Matteo Salvini Has Emboldened Fascists in Italy
A .38-Caliber Rosary
The Dangerous New Face of Salvini’s Italy
Shots fired at foreigners, assaults on minorities, neo-fascist marches: Italy’s extreme right wing feels emboldened by the country’s new leadership. Many are pointing fingers at Interior Minister Matteo Salvini. But is he to blame?
By Walter Mayr
December 12, 2018
He has hardly got off the airplane before the stream of invective begins. Refugees, says Matteo Salvini at the end of a trip to Africa, “who rape, steal and deal” will be stopped by the new security decree. Italy, he fumes, has had enough of migrants “who aren’t fleeing from war but who are bringing war to our country.”

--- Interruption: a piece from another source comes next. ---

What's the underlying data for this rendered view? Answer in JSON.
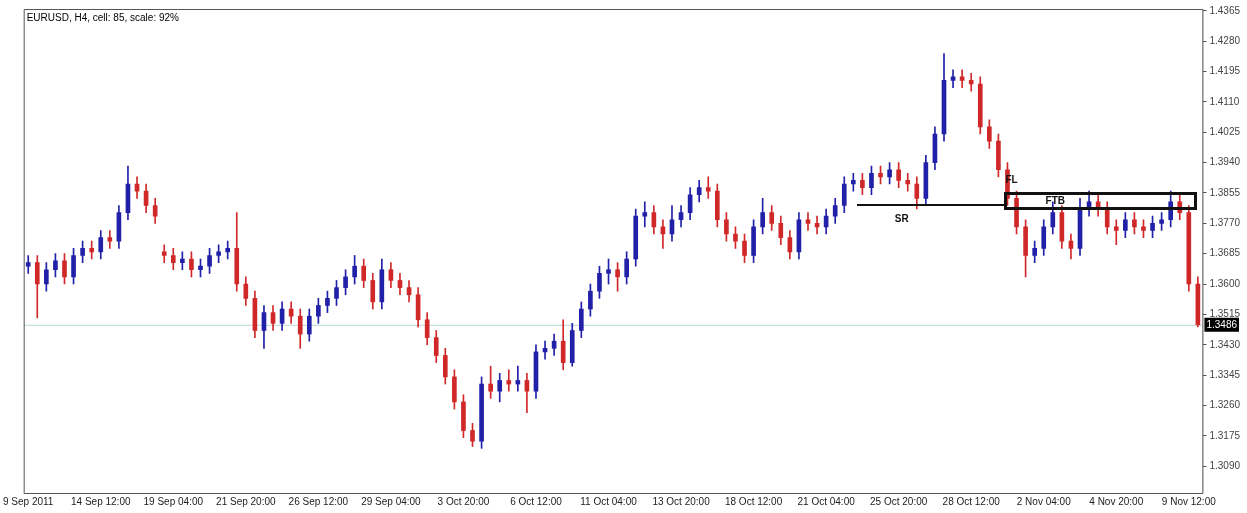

Not a day goes by without an incitement from Salvini. In office as interior minister since June 1, the head of the right-wing party Lega has become the voice of the government led by Prime Minister Giuseppe Conte. Salvini’s motto is simple: “Italians first.” His tone is combative. And the consequences can be seen everywhere.
In Macareta, black pedestrians were shot at in broad daylight. In Aprilia, a Moroccan man was beaten to death. In Caserta, youth opened fire on men from Mali. The steady stream of incidents in the summer and fall of 2018 has triggered disgust in Italy and beyond. At least 70 racist occurrences were registered in the country between June and October.
Italian President Sergio Mattarella has warned against vigilantism and a “Wild West mentality.” In July, the refugee aid agency UNHCR registered its “deep concern over the growing number of attacks in latest months against migrants, asylum-seekers, refugees and Italian citizens of foreign origins.” The Italian Bishops Conference noted a “climate of distrust, contempt and anger.”
It seems as though neo-fascists and right-wing radicals around the country feel invigorated, as though xenophobia has become acceptable. Gad Lerner, the writer of a television series about racism, even speaks of a “fascist maelstrom to which our country is succumbing.” But someone like Salvini isn’t too concerned about criticism. Sitting at his desk in the Interior Ministry, beneath a painting of the Baby Jesus between Mother Mary and Saint Anne, he poses as a strongman who refuses to be cowed.
He has closed the country’s ports to refugee boats, cut the number of new arrivals to a fifth of their previous total and pushed through a new law that allows for accelerated asylum proceedings and deportations.